Figure 9: Tea Data, Slide Vector, Configuration

##Asymmetric Scaling of Dimensions Another possible set of constraints that can be used for asymmetric dissimilarities is $X_{ij}=X\Lambda_j$. Thus $X_{ji}=X\Lambda_i$, and $X_{ij}+X_{ji}=X(\Lambda_i+\Lambda_j)$ while $X_{ij}-X_{ji}=X(\Lambda_i-\Lambda_j)$. In terms of the squared distances $$d_{ij}^2(X_{ij})=\sum_{s=1}^p\lambda_{js}^2(x_{is}-x_{js})^2.$$ Not surprisingly, the stationary equation are very similar to equations $\eqref{E:stat1}$ and $\eqref{E:stat2}$ in the section on piecewise MDS. We can use the iterative algorithm $$\sum_{j=1}^mV_jX^{(k+1)}(\Lambda_j^{(k)})^2=\sum_{j=1}^mB_j(X^{(k)}_{ij})X^{(k)}(\Lambda_j^{(k)})^2,$$ $$\Lambda_j^{(k+1)}=\frac{\mathbf{diag}((X^{(k+1)})'B_j(X^{(k)}_{ij})X^{(k)}_{ij})}{\mathbf{diag}((X^{(k+1)})'V_jX^{(k+1)})}.$$ Here \begin{align*} V_j&=\sum_{i=1}^n w_{ij}A_{ij},\\ B_j(X_{ij}^{(k)})&=\sum_{i=1}^n w_{ij}\xi_{ij}(X_{ij}^{(k)})A_{ij}. \end{align*} The solution, implemented in zsmacof is virtually the same as the solution for $X$ and $\Lambda$ from $\eqref{E:stat1}$ and $\eqref{E:stat2}$. It uses alternating least squares in exactly the same way. We apply the method to the tea data. The algorithm now takes 1542 iterations to find a solution with stress 2396.1180470101. The weights $\Lambda_j$ are  ## [,1] [,2] ## [1,] +1.2115 +1.0674 ## [2,] +1.0153 +0.9645 ## [3,] +0.8786 +1.4545 ## [4,] +1.0770 +1.1366 ## [5,] +0.8805 +1.3140 ## [6,] +1.0944 +1.1450 ## [7,] +1.1469 +1.1243 ## [8,] +1.4716 +0.8998 ## [9,] +1.0446 +1.2479 ## [10,] +1.0328 +0.9526 ## [11,] +1.1162 +1.0369 ## [12,] +1.3433 +0.8488 ## [13,] +0.8730 +1.1972 ## [14,] +1.1687 +1.0219 ## [15,] +0.9285 +0.9481 ## [16,] +1.0838 +1.0586  and they are plotted in figure 10.

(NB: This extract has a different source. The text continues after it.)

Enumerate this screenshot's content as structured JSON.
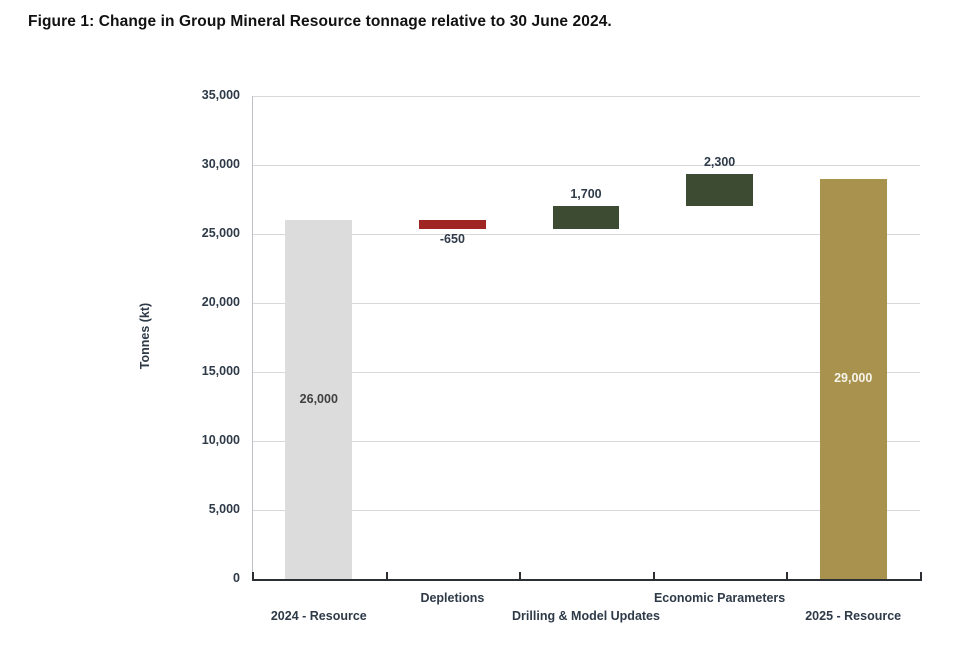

Figure 10: Tea Data, Scaled Dimensions, Weights

The configuration is  ## [,1] [,2] ## DG -0.2577 +3.3303 ## IG1 +10.5474 +11.5414 ## IG2 +12.4243 -0.7794 ## IG3 +1.9434 -1.0281 ## KaG -6.8271 -0.5935 ## SaG -2.6243 +1.0595 ## SG1 +0.0416 +0.2046 ## SG2 -1.6144 +14.2417 ## 7G +4.5461 +1.9746 ## ABl +7.0853 -8.7582 ## CBl1 -2.2465 -2.9573 ## CBl2 -0.7856 -10.4176 ## CBl3 -11.8659 +6.0329 ## KaBl +1.0778 -3.8971 ## KBl1 -10.7461 -8.5591 ## KBl2 -0.6983 -1.3947  It is plotted in figure 11.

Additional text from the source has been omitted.